# Taste of Supervised Learning


# Case: Sales Prediction via Linear Regression

In [None]:
from google.colab import drive
drive.mount('/content/gdrive/')

## Reading and Understanding the Data

In [None]:
# Supress Warnings
import warnings
warnings.filterwarnings('ignore')

# Import the numpy and pandas package
import numpy as np
import pandas as pd

# Data Visualisation
import matplotlib.pyplot as plt 
import seaborn as sns

In [None]:
advertising = pd.read_csv('./dataset/advertising.csv')
advertising.head()

## Data Inspection

In [None]:
advertising.shape

In [None]:
advertising.info()

In [None]:
advertising.describe()

## Data Cleaning

In [None]:
# Checking Null values
advertising.isnull().sum()*100/advertising.shape[0]
# There are no NULL values in the dataset, hence it is clean.

In [None]:
# Outlier Analysis
fig, axs = plt.subplots(3, figsize = (5,5))
plt1 = sns.boxplot(advertising['TV'], ax = axs[0])
plt2 = sns.boxplot(advertising['Newspaper'], ax = axs[1])
plt3 = sns.boxplot(advertising['Radio'], ax = axs[2])
plt.tight_layout()
plt.show()

### Inference: There are no considerable outliers present in the data.

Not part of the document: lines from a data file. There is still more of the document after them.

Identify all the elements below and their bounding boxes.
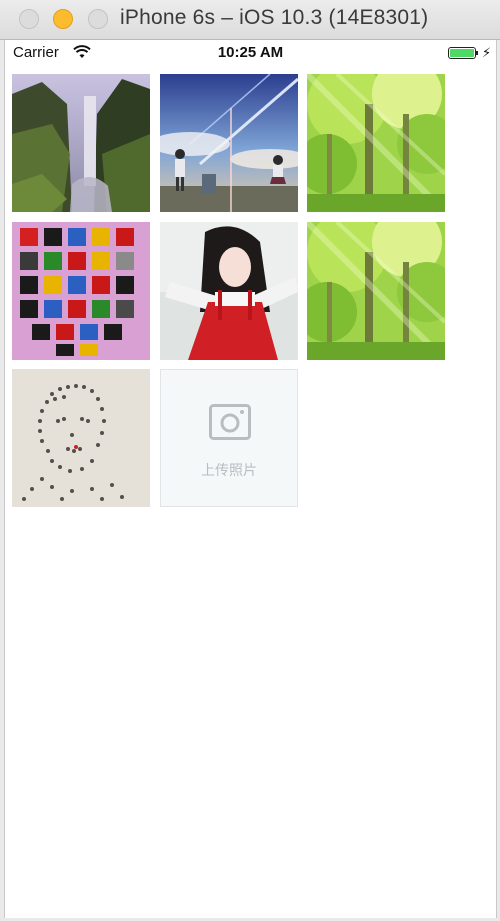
status-bar: Carrier 10:25 AM ⚡	[5, 40, 496, 66]
photo-anime-couple[interactable]	[160, 74, 298, 212]
window-titlebar: iPhone 6s – iOS 10.3 (14E8301)	[0, 0, 500, 40]
waterfall-image	[12, 74, 150, 212]
photo-crowd-portrait[interactable]	[12, 369, 150, 507]
battery-icon	[448, 47, 476, 59]
charging-icon: ⚡	[482, 45, 492, 60]
simulator-window: iPhone 6s – iOS 10.3 (14E8301) Carrier 1…	[0, 0, 500, 921]
upload-photo-button[interactable]: 上传照片	[160, 369, 298, 507]
photo-waterfall[interactable]	[12, 74, 150, 212]
camera-icon	[209, 404, 251, 440]
alphabet-poster-image	[12, 222, 150, 360]
crowd-portrait-image	[12, 369, 150, 507]
device-screen: Carrier 10:25 AM ⚡ 上传照片	[4, 40, 497, 918]
forest-image	[307, 74, 445, 212]
status-time: 10:25 AM	[217, 44, 284, 61]
zoom-window-button[interactable]	[88, 9, 108, 29]
forest-image	[307, 222, 445, 360]
minimize-window-button[interactable]	[53, 9, 73, 29]
photo-alphabet-poster[interactable]	[12, 222, 150, 360]
window-title: iPhone 6s – iOS 10.3 (14E8301)	[120, 6, 429, 29]
anime-couple-image	[160, 74, 298, 212]
close-window-button[interactable]	[19, 9, 39, 29]
photo-girl-portrait[interactable]	[160, 222, 298, 360]
photo-forest-2[interactable]	[307, 222, 445, 360]
upload-photo-label: 上传照片	[201, 463, 257, 479]
photo-forest[interactable]	[307, 74, 445, 212]
girl-portrait-image	[160, 222, 298, 360]
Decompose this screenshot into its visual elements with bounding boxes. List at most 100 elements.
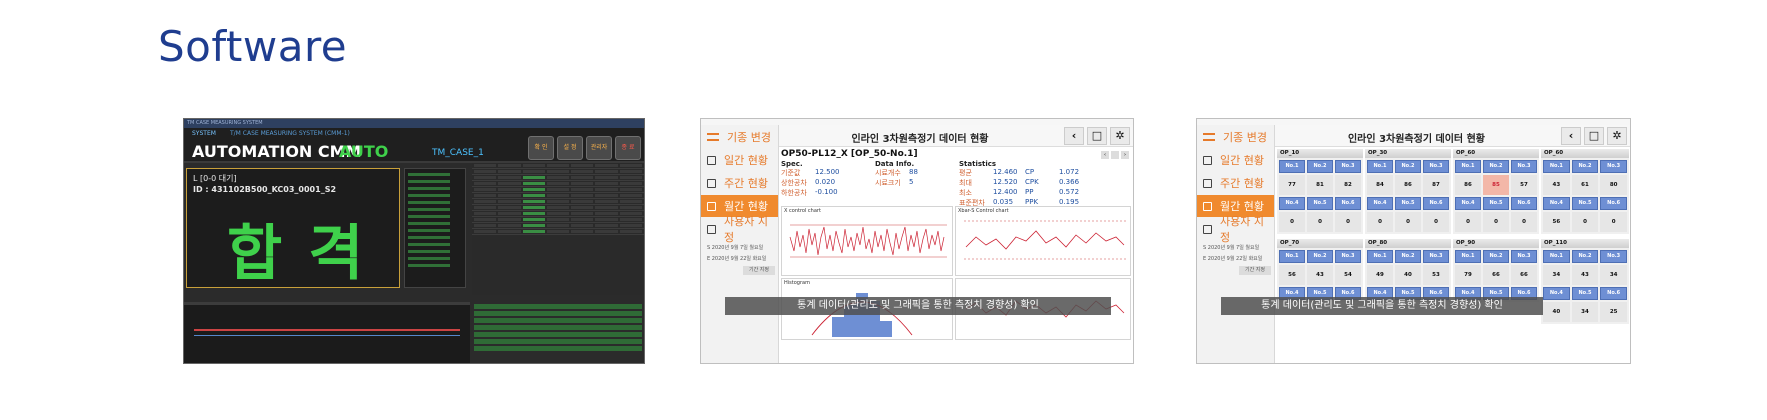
cell-label[interactable]: No.1	[1279, 250, 1305, 263]
confirm-button[interactable]: 확 인	[528, 136, 554, 160]
cell-value: 0	[1279, 212, 1305, 232]
cell-label[interactable]: No.1	[1279, 160, 1305, 173]
page-title: 인라인 3차원측정기 데이터 현황	[851, 134, 989, 145]
back-icon[interactable]: ‹	[1561, 127, 1581, 145]
cell-label[interactable]: No.4	[1543, 197, 1570, 210]
cell-label[interactable]: No.6	[1511, 197, 1537, 210]
back-icon[interactable]: ‹	[1064, 127, 1084, 145]
period-button[interactable]: 기간 지정	[743, 266, 775, 275]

## Exploratory Data Analysis

### Univariate Analysis

#### Sales (Target Variable)

In [None]:
sns.boxplot(advertising['Sales'])
plt.show()

In [None]:
# Let's see how Sales are related with other variables using scatter plot.
sns.pairplot(advertising, x_vars=['TV', 'Newspaper', 'Radio'], y_vars='Sales', height=4, aspect=1, kind='scatter')
plt.show()

In [None]:
# Let's see the correlation between different variables.
sns.heatmap(advertising.corr(), cmap="YlGnBu", annot = True)
plt.show()

As is visible from the pairplot and the heatmap, the variable `TV` seems to be most correlated with `Sales`. So let's go ahead and perform simple linear regression using `TV` as our feature variable.

## Model Building

### Performing Simple Linear Regression

Equation of linear regression<br>
$y = c + m_1x_1 + m_2x_2 + ... + m_nx_n$

-  $y$ is the response
-  $c$ is the intercept
-  $m_1$ is the coefficient for the first feature
-  $m_n$ is the coefficient for the nth feature<br>

In our case:

$y = c + m_1 \times TV$

The $m$ values are called the model **coefficients** or **model parameters**.

---

### Generic Steps in model building 

Assign the feature variable, `TV`, in this case, to the variable `X` and the response variable, `Sales`, to the variable `y`.

In [None]:
X = advertising['TV']
y = advertising['Sales']

#### Train-Test Split

- Split variables into training and testing sets. 
- Perform this by importing `train_test_split` from the `sklearn.model_selection` library. 
- It is usually a good practice to keep 70% of the data in your train dataset and the rest 30% in your test dataset

In [None]:
from sklearn.model_selection import train_test_split
X_train, X_test, y_train, y_test = ##code here

In [None]:
# Let's now take a look at the train dataset
X_train.head()

In [None]:
y_train.head()

In [None]:
X_train = np.array(X_train).reshape(-1,1)
X_train.shape

In [None]:
y_train = np.array(y_train).reshape(-1,1)
y_train.shape

#### Building a Linear Model

- import the `linear_model` library for performing the linear regression.

In [None]:
from sklearn import linear_model

### Linear Regression
- https://scikit-learn.org/stable/modules/generated/sklearn.linear_model.LinearRegression.html
    

In [None]:
lr = ##code here

In [None]:
##code here

In [None]:
# Print the parameters, i.e. the intercept and the slope of the regression line fitted

In [None]:
##code here

In [None]:
##code here

In [None]:
#The coefficient for TV is 0.054
#y = ax + b
#Sales = A*TV + const

---
The fit is significant. Let's visualize how well the model fit the data.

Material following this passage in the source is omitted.